The degraded state persists until the gateway's internal route refresh timer fires, at which point it clears the stale route table and attempts to re-learn all routes from scratch. With the UPDATE processor still degraded, the re-learn produces an empty routing table. Effective routes on every spoke VNet NIC go to zero and traffic drops.

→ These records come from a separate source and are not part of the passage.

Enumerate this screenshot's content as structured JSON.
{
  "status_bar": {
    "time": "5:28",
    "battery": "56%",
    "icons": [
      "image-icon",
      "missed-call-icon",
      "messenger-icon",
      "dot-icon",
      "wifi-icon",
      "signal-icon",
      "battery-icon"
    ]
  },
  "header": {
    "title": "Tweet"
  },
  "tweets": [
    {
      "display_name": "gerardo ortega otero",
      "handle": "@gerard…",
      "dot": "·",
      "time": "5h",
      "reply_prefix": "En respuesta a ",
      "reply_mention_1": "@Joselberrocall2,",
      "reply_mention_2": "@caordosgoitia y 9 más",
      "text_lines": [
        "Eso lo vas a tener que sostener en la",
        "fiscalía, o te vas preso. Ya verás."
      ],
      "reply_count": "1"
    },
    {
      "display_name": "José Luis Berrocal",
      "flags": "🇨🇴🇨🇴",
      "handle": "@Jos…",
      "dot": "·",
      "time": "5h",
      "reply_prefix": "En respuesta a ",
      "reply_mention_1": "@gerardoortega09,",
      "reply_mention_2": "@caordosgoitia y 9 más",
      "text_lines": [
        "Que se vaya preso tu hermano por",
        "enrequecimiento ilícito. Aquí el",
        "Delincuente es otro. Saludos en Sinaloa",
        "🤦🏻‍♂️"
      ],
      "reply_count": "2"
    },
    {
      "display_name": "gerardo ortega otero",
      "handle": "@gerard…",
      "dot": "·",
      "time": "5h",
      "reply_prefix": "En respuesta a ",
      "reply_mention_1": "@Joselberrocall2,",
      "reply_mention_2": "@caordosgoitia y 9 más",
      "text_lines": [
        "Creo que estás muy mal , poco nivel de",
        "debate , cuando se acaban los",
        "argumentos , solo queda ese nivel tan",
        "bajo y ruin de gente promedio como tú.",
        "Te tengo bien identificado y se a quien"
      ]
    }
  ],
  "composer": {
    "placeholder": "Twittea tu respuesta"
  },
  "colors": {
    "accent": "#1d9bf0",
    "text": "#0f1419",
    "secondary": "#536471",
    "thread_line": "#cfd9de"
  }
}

Why BGP shows Connected: The BGP TCP session and keepalive functions run on a separate process from the UPDATE handler. The keepalive process is healthy; the UPDATE handler is not.


Decision: Reset vs Recreate vs Failover

OptionTime estimateRisk
Gateway reset (soft restart)~5 minMay not fix firmware-level failure
Gateway delete + recreate~45 minLong outage extension
Regional failover to secondary~25 minLow — if failover circuit is provisioned
Wait for Azure supportUnknownUnacceptable for P1

If you have a pre-provisioned failover circuit in a secondary region, regional failover is the fastest path to restoring traffic. Use gateway reset first if you want to attempt a quick fix — but be prepared to proceed to failover if it doesn't work within 5 minutes.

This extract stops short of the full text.